In what is becoming a harbinger of things to come, a regulated utility has created self-styled electric grid to service its remote campus outside Dallas. While Oncor Electric is still sending electrons to its 7.5 million customers throughout Texas using high-voltage transmission lines, it decided to construct its own microgrid to bolster reliability.
Centralized networks were designed a century ago as the most efficient way to generate and deliver electricity to the masses. While they will remain paramount to the distribution of electricity, the reality is that it is politically difficult to expand them. Even more significantly, businesses that cannot afford even a momentary disruption in power must look to new technologies that include distributed generation and microgrids.
Improving power reliability and optimizing generation assets requires disruptive technologies that allow customers to work on and off the grid, says David Chiesa, director of microgrids at S&C Electric, which along with Schneider Electric, built the Oncor project. Oncors microgrid is showing the world how utilities can help their communities in the future.
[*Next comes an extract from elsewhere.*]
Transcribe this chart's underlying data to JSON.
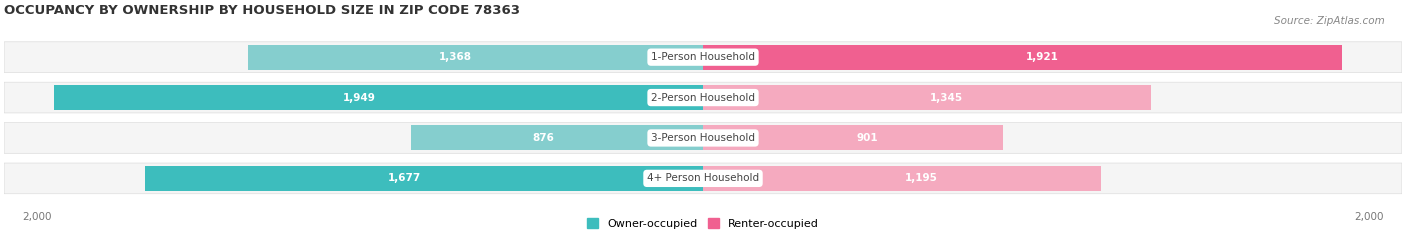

As for Oncors microgrid that became operational this month, the goal is to maintain continual power and to maximize the use of renewable fuels. While it can operate totally independent of a large central generator, other industrial campuses can choose to stay connected to such utility-provided electricity all the time or until the lights flicker out. Thats when their distributed, or onsite generator, will kick on. The electrons are then sent by microgrids to keep those operations running.
The concept is catching on nationally, namely among those businesses that cannot afford even momentary losses of power: hospitals and chip makers, to name two, and even the U.S. Department of Defense.
Central to the concept of onsite generation that links with microgrids is energy storage, which can harness electricity and release it on to the localized microgrid when it is needed. Such storage is not just used to keep network operations flowing smoothly but it can also help spur green energy development. Oncor is using a small battery developed by Tesla Motors.
Microgrids are getting the attention of utilities, not as potential threats but as a possible complement to their business models. Its all part of their smart grid layout, which seeks to beef up cyber security, reduce emissions and cut costs.